In mathematics, a sesquipower or Zimin word is a string over an alphabet with identical prefix and suffix. Sesquipowers are unavoidable patterns, in the sense that all sufficiently long strings contain one.

==Formal definition==
Formally, let A be an alphabet and A^{∗} be the free monoid of finite strings over A. Every non-empty word w in A^{+} is a sesquipower of order 1. If u is a sesquipower of order n then any word w = uvu is a sesquipower of order n + 1. The degree of a non-empty word w is the largest integer d such that w is a sesquipower of order d.

==Bi-ideal sequence==
A bi-ideal sequence is a sequence of words f_{i} where f_{1} is in A^{+} and

$f_{i+1} = f_i g_i f_i$

for some g_{i} in A^{∗} and i ≥ 1. The degree of a word w is thus the length of the longest bi-ideal sequence ending in w.

==Unavoidable patterns==
For a finite alphabet A on k letters, there is an integer M depending on k and n, such that any word of length M has a factor which is a sesquipower of order at least n. We express this by saying that the sesquipowers are unavoidable patterns.

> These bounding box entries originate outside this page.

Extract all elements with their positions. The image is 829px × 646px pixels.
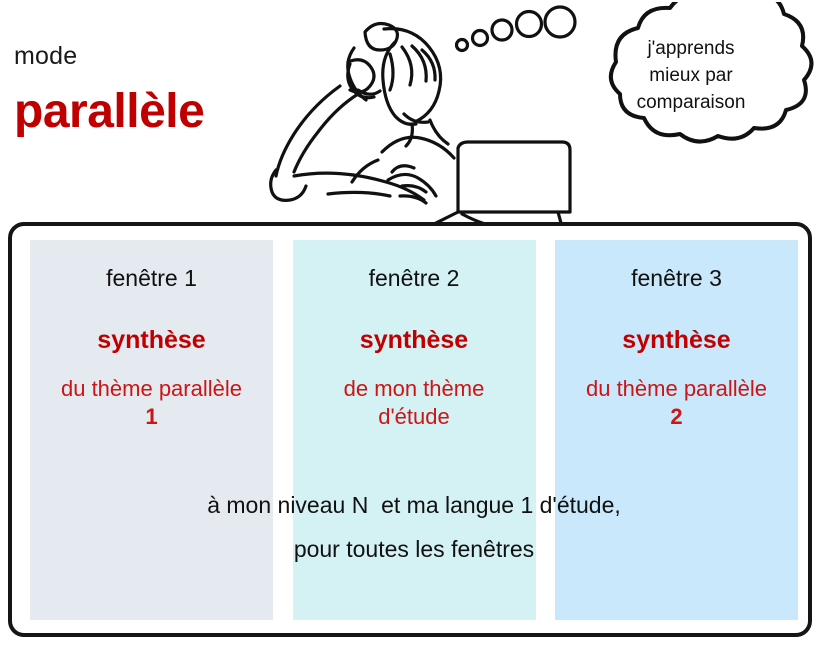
- thought-bubble-text: j'apprends mieux par comparaison: [596, 36, 786, 117]
- panel-desc-line-3: du thème parallèle: [555, 375, 798, 404]
- bubble-line-3: comparaison: [596, 90, 786, 117]
- panel-desc-emphasis-2: d'étude: [293, 403, 536, 432]
- bubble-line-1: j'apprends: [596, 36, 786, 63]
- panel-desc-emphasis-1: 1: [30, 403, 273, 432]
- panel-synthesis-label-3: synthèse: [555, 327, 798, 355]
- panel-title-3: fenêtre 3: [555, 266, 798, 291]
- panel-desc-emphasis-3: 2: [555, 403, 798, 432]
- panel-title-2: fenêtre 2: [293, 266, 536, 291]
- panel-description-2: de mon thème d'étude: [293, 375, 536, 432]
- panel-desc-line-2: de mon thème: [293, 375, 536, 404]
- person-studying-laptop-icon: [262, 2, 582, 222]
- window-panel-1[interactable]: fenêtre 1 synthèse du thème parallèle 1: [30, 240, 273, 620]
- panel-description-3: du thème parallèle 2: [555, 375, 798, 432]
- panel-synthesis-label-2: synthèse: [293, 327, 536, 355]
- page-title: parallèle: [14, 88, 204, 136]
- panel-title-1: fenêtre 1: [30, 266, 273, 291]
- header-area: mode parallèle: [0, 0, 829, 222]
- panel-desc-line-1: du thème parallèle: [30, 375, 273, 404]
- panels-row: fenêtre 1 synthèse du thème parallèle 1 …: [30, 240, 798, 620]
- bubble-line-2: mieux par: [596, 63, 786, 90]
- window-panel-2[interactable]: fenêtre 2 synthèse de mon thème d'étude: [293, 240, 536, 620]
- windows-container: fenêtre 1 synthèse du thème parallèle 1 …: [8, 222, 812, 637]
- mode-label: mode: [14, 44, 77, 69]
- panel-synthesis-label-1: synthèse: [30, 327, 273, 355]
- window-panel-3[interactable]: fenêtre 3 synthèse du thème parallèle 2: [555, 240, 798, 620]
- panel-description-1: du thème parallèle 1: [30, 375, 273, 432]
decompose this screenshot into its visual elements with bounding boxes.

==Sesquipowers in infinite sequences==
Given an infinite bi-ideal sequence, we note that each f_{i} is a prefix of f_{i+1} and so the f_{i} converge to an infinite sequence

$f = f_1 g_1 f_1 g_2 f_1 g_1 f_1 g_3 f_1 \cdots$

We define an infinite word to be a sesquipower if it is the limit of an infinite bi-ideal sequence. An infinite word is a sesquipower if and only if it is a recurrent word, that is, every factor occurs infinitely often.

Fix a finite alphabet A and assume a total order on the letters. For given integers p and n, every sufficiently long word in A^{∗} has either a factor which is a p-power or a factor which is an n-sesquipower; in the latter case the factor has an n-factorisation into Lyndon words.